My friend Elaine and I had a close relationship. It was a friendship that largely grew out of the friendship my ex husband had with hers. Together the four of us became rather tight knit. We began our marriages together and even stood up for each other. We were young, foolish and naïve but a wonderful friendship developed between Elaine and I. Together we learned how to jump the hurdle from adolescence to adulthood. We shared our hopes and dreams, welcomed each other’s children to the world and sobbed together when our marriages crumbled. We moved on and grew and our friendship remained steady. Ten years ago, I entered into a major depressive episode and isolated myself from everyone that was close to me. When I began communicating, again I discovered that all the old contact information I had on my friend was no longer valid. I began searching for her but could only find dead ends. I would revisit search engines several times a year but never with any promising results. Even when I was not actively searching, she was never far from my thoughts. I never lost hope that we would find each other.

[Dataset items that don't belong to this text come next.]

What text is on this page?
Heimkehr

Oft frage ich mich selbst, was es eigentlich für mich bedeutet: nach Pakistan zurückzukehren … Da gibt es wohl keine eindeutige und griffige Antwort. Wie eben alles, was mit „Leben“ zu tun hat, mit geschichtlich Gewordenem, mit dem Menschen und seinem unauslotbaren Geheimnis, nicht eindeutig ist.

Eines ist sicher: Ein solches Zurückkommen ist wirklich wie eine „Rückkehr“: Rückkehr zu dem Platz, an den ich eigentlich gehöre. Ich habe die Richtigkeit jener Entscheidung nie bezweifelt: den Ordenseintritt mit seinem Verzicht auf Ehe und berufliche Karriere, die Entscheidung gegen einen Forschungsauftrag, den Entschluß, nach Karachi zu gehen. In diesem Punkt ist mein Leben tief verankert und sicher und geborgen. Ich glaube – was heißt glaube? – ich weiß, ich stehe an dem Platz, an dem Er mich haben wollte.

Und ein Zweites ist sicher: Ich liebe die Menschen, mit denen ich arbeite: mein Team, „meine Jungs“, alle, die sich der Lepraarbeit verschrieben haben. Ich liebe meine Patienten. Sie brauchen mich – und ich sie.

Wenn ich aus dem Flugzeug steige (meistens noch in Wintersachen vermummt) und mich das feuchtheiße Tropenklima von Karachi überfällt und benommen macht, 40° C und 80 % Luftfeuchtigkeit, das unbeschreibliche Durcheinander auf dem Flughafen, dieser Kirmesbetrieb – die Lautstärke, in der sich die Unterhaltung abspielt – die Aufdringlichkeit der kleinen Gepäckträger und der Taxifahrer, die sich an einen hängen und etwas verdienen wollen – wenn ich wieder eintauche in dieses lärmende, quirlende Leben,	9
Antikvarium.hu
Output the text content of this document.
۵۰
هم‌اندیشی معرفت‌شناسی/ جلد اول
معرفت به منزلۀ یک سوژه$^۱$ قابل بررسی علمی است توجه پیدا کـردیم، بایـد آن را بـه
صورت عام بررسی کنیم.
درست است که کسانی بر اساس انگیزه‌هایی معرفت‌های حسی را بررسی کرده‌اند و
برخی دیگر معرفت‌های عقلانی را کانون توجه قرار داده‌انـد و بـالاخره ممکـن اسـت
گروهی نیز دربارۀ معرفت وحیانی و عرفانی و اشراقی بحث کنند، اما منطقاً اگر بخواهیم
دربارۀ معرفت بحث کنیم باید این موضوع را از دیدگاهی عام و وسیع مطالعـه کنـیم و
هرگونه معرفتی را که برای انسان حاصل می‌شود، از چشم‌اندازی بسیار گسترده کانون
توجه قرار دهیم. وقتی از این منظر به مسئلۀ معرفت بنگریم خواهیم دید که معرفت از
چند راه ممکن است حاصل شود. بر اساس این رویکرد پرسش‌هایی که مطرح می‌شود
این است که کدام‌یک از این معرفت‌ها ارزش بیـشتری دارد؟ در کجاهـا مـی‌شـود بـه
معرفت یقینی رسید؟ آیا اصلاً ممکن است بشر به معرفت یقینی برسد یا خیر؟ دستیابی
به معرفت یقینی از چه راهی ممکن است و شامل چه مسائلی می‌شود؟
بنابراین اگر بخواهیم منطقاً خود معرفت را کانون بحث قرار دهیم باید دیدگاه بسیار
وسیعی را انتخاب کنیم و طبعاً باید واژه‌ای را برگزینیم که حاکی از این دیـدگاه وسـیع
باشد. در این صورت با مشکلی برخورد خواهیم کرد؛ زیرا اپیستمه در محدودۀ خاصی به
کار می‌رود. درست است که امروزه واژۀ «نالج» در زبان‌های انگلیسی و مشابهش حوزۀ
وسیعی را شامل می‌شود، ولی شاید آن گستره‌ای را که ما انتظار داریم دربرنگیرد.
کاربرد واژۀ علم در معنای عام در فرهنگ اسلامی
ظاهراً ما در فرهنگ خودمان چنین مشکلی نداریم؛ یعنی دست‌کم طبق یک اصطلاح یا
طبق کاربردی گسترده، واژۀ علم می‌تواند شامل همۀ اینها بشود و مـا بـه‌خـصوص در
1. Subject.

Facebook came through for me this week. I was bored and began plugging in names of acquaintances that my friend and I had shared. Locating someone I knew she had been close to I scanned their list of friends and found a few connections. Eventually I stumbled across someone I was certain was a relative of my friend. I hesitated about making contact because if I were wrong I did not want to disturb this person unnecessarily. I went with my instinct and made the contact. Within a few hours, my old friend was back in my life and we are looking forward to reestablishing our friendship and playing catch up.
My first marriage. Left to right my ex, me, Jon and Elaine. Those guys are long gone but the friendship between Elaine and I will last forever.